Sometimes we forget that Holden is a lot more than just cars – there’s a significant social history as well
Mark Austin is a great example. His family connection to the brand goes back decades. His father, a former stockman, joined the Dandenong assembly line eons ago and stayed for 34 years, eventually becoming Line Foreman.
This gave Mark and his siblings remarkable access – these were very different times – and he recalls several visits to the factory when he was very young.
“Dad would take me and my brothers through the factory and see how cars are made. We’d be there all day, walking through the plant – I was probably about five, so they would have been building the VB Commodore. It was an eye-opener, seeing something that was a bit of steel turning into a car that drives off the assembly line.
At the plant many moons ago. That’s a young Mark and his brother, with Peter Brock and John Harvey
“Dad would bring home cars for a test drive, so I’d be at the front door waiting for him to arrive and he’d take us for a spin around the block. His favourite was probably the VC.

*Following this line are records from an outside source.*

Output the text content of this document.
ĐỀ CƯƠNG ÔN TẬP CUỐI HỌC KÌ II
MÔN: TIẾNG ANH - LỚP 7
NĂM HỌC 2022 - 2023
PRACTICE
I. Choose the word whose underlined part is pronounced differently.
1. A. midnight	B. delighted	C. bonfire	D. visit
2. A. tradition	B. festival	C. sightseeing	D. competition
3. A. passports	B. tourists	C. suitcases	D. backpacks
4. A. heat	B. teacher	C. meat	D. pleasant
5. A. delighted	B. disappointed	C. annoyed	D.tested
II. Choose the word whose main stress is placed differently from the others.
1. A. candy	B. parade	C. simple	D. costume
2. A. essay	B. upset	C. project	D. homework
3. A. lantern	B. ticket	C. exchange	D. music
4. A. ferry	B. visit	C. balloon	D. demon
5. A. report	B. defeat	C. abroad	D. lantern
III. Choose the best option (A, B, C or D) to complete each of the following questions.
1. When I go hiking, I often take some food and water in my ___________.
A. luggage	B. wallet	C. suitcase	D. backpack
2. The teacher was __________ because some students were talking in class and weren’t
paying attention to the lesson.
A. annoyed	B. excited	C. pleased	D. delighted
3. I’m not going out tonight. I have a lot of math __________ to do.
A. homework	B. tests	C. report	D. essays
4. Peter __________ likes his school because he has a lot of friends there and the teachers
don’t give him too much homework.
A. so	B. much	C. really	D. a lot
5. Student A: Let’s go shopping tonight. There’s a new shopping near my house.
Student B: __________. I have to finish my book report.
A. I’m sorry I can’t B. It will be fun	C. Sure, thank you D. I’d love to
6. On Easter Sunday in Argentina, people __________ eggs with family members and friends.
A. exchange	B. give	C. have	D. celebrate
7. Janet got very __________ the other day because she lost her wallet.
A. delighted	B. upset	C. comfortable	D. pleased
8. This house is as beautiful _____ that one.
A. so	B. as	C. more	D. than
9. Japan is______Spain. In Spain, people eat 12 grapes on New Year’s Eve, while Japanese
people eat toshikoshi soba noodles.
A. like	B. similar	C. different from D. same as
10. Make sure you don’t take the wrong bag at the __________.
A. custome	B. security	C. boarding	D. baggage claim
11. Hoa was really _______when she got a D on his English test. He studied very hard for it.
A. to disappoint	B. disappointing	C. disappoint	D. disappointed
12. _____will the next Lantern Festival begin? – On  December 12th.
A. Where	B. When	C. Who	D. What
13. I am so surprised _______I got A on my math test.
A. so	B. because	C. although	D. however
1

“I remember my brother and I meeting Peter Brock and John Harvey, when I was six. We were proudly wearing our Bathurst T-shirts.”
At the Dandenong factory
Mark is President and co-founder of the SS Club, and has been involved for around five years. “It’s dedicated all the SSs,” he says, “from HQ through to VF. We’ve got 3500 members Australia-wide and close to 1200 in Victoria. We do an annual cruise to Lorne and get 120 or so SSs cruising down the Great Ocean Road. It’s an awesome sight.”
His own car is 1995 VS SS. “It doesn’t come out much – maybe five or six times a year. It’s a project car.” His wife Joanne drives a 2009 VE SS-V.
Mark helps Dad with the Commodore
So how does he view the end of local manufacturing? “It’s quite sad. Making cars is an iconic thing in Australia. To me the Holden name will always live on. They’re built with passion.”